Schon seit Längerem befassen sich die Betriebsräte und die IG BCE damit, mögliche Nachnutzungsoptionen zu entwickeln. Dazu gehört u.a. die Idee, die Anlage zum Recycling von Aluminium-Salz-Schlacken auch in Zukunft weiter zu betreiben. „Für die Fortsetzungsoptionen müssen aber schnell Entscheidungen fallen“, betont Andreas Wieder. Auch deshalb setzen er und die Betriebsräte nun auf eine gemeinsame Verständigung mit dem Unternehmen und der Landesregierung.
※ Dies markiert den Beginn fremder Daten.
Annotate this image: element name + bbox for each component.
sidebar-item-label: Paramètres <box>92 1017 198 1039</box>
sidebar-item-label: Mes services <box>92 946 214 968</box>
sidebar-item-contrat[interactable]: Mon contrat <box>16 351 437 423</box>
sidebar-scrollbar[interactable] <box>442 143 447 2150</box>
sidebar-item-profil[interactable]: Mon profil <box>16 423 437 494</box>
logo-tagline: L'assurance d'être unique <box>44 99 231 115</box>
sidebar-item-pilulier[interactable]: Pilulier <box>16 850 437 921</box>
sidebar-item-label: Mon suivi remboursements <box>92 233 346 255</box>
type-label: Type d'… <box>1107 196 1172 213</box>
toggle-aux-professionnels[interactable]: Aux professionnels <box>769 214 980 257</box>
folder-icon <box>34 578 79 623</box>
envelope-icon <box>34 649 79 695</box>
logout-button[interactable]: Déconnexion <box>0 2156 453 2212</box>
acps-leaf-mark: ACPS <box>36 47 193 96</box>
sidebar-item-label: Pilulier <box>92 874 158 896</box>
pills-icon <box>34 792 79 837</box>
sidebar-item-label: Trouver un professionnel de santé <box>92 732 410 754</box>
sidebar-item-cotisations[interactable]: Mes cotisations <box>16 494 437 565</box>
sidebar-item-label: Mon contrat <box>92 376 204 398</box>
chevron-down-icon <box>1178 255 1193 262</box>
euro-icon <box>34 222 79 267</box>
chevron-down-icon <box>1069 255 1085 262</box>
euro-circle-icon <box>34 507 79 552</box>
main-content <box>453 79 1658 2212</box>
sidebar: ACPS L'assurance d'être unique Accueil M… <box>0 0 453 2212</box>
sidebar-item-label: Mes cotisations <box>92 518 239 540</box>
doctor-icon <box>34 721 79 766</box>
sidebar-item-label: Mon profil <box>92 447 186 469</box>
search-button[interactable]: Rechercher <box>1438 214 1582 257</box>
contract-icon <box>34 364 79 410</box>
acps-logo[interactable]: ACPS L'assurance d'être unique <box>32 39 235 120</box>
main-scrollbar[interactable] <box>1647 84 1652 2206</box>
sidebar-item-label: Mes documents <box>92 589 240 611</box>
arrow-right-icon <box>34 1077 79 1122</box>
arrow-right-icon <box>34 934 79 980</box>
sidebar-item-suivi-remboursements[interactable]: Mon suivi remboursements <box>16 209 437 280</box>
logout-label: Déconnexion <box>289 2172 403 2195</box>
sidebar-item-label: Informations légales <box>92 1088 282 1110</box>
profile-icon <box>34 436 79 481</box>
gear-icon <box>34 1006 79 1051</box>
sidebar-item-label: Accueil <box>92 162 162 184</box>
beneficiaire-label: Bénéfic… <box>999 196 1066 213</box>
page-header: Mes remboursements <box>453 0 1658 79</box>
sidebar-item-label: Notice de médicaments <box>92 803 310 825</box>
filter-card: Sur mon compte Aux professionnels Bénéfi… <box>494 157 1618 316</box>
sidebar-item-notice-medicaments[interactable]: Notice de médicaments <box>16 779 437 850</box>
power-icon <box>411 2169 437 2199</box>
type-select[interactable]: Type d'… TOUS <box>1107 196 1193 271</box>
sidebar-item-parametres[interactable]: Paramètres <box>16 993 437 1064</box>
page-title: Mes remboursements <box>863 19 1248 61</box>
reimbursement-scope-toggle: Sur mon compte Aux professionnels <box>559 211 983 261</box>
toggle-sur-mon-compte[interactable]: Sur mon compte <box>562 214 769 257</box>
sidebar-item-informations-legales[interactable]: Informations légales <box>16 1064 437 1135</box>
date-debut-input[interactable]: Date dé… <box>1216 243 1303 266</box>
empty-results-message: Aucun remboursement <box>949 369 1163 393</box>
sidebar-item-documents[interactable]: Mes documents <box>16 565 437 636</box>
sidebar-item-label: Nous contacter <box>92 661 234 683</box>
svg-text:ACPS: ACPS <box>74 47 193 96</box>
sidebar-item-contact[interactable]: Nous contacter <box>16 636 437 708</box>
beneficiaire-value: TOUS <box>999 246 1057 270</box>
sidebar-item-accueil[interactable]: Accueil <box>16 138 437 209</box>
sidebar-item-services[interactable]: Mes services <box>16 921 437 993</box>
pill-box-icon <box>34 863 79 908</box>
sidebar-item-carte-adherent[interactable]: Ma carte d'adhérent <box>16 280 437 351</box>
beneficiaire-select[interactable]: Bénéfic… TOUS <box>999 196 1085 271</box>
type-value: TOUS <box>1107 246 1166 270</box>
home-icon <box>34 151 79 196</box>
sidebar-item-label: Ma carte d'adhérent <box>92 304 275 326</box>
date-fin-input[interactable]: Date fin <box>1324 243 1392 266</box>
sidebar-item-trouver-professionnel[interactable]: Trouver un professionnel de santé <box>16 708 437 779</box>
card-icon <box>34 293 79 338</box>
Bisher gibt es vom Konzern Zusagen, so vielen Beschäftigten wie möglich andere Arbeitsplätze bei K+S Kali anzubieten. Das alleine reicht jedoch nicht aus, um den Betroffenen eine Perspektive zu geben. Denn an diesen lag es nicht, dass das Unternehmen nicht mehr wirtschaftlich genug betrieben werden konnte. Sie haben in den vergangenen Jahren enorm viel geleistet, um den Betrieb zu erhalten.

Der komplizierte Abbau der Rohsalzvorräte in aktuell 1.400 Metern Tiefe ist an seine Grenzen gestoßen. Die Produktivität im letzten produzierenden Kalibergwerk in Niedersachsen hatte stetig abgenommen. Eine unumkehrbare Entwicklung, wie auch Andreas Wieder weiß: „Aufgrund der wirtschaftlichen Bedeutung für die gesamte Region rund um Wunstorf, müssen sich dennoch alle Beteiligten ihrer Verantwortung bewusst werden – und sich dieser nun auch stellen, um gute Lösungen zu finden.“ Es geht auch um weitere Jobs, die rund um das Kalibergwerk und in weiteren Unternehmen gefährdet sind.